Physicians must now base an order for monitoring on an indication that meets American Heart Association practice standards, Ms. Perrin explained. Additional electronic interventions are coming later this summer, including automatic clinical decision support for physicians and reminders for nurses to reevaluate patients' need for cardiac monitoring.
“The collaborative effort has made the use of the cardiac monitor decrease overall by approximately 25 hours on average per patient. We were able to decrease the use of monitors by 75%. We are able to turn around those monitors more quickly by identifying patients who do not need the monitor and make it available to others, thereby decreasing ED wait time for a monitored bed,” Ms. Perrin said.

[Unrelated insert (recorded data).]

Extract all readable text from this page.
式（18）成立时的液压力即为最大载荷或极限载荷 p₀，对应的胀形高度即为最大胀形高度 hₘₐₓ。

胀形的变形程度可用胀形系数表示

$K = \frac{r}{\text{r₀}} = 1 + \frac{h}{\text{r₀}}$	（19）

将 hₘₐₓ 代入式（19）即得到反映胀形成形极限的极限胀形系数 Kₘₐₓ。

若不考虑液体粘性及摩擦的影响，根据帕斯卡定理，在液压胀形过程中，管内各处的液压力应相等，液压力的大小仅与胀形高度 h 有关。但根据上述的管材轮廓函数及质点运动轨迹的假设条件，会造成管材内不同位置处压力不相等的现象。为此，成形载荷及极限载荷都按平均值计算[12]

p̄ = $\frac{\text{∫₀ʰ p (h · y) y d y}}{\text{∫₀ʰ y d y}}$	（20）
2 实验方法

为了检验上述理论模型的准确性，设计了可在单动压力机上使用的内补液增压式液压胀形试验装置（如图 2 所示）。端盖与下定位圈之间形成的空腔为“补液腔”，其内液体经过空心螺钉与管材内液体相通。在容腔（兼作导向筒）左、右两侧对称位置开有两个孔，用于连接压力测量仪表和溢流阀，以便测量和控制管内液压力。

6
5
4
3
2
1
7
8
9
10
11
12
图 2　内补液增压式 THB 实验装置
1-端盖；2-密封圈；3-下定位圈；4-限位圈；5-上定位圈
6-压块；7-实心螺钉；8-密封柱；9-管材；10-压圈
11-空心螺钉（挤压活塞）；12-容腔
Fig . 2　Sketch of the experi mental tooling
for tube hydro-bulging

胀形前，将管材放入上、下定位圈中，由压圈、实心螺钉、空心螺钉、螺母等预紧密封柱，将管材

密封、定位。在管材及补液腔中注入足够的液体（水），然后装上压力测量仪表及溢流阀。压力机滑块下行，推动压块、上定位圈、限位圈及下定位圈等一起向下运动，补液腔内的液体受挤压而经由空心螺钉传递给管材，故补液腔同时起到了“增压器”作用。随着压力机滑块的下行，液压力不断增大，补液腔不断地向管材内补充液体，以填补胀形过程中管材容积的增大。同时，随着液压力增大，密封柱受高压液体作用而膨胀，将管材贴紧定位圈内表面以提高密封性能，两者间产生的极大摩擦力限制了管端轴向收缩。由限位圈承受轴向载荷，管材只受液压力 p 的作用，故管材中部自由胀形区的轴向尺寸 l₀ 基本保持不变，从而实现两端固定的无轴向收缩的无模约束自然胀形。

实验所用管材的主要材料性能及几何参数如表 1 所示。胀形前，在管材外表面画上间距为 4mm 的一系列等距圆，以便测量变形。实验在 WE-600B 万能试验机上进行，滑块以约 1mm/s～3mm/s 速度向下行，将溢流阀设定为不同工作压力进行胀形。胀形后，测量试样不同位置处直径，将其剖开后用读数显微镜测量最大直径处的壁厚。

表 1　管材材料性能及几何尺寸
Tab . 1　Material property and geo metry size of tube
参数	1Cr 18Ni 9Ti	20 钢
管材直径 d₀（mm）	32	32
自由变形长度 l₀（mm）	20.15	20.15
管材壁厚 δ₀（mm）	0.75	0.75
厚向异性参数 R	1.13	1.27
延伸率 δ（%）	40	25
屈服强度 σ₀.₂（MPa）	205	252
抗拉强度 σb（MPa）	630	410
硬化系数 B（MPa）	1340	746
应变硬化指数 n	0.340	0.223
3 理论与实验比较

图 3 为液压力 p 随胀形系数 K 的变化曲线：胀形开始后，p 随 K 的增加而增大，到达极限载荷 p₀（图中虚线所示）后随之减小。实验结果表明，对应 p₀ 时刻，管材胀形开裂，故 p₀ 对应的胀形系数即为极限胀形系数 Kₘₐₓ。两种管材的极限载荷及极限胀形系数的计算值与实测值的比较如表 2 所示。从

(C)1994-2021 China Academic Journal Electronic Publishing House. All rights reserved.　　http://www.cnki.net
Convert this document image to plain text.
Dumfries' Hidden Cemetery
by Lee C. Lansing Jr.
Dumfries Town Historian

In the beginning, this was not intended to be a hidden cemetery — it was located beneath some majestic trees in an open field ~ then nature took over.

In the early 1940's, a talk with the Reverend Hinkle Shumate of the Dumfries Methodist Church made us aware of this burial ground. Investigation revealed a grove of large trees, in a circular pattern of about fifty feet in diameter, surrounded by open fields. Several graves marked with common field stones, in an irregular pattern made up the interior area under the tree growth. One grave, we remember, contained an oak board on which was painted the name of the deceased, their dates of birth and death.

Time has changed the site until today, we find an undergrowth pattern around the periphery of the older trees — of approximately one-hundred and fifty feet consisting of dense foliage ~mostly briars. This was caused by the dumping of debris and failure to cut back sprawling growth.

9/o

Having a nurse leading the pilot was critical to the success of the initiative. “It is important to empower nurses so that they have a voice and so that they can be acknowledged as having expertise in the subject,” Ms. Perrin said. This type of project takes “dedication, education, encouragement, and a lot of inter-professional teamwork.”
Encouragement came from both nurse and hospitalist leaders. “Collaborative effort of our nursing and physician leaders and unit staff monitoring compliance and applying an electronic smart order set...was important to the success and sustainability of this project,” Ms. Perrin said.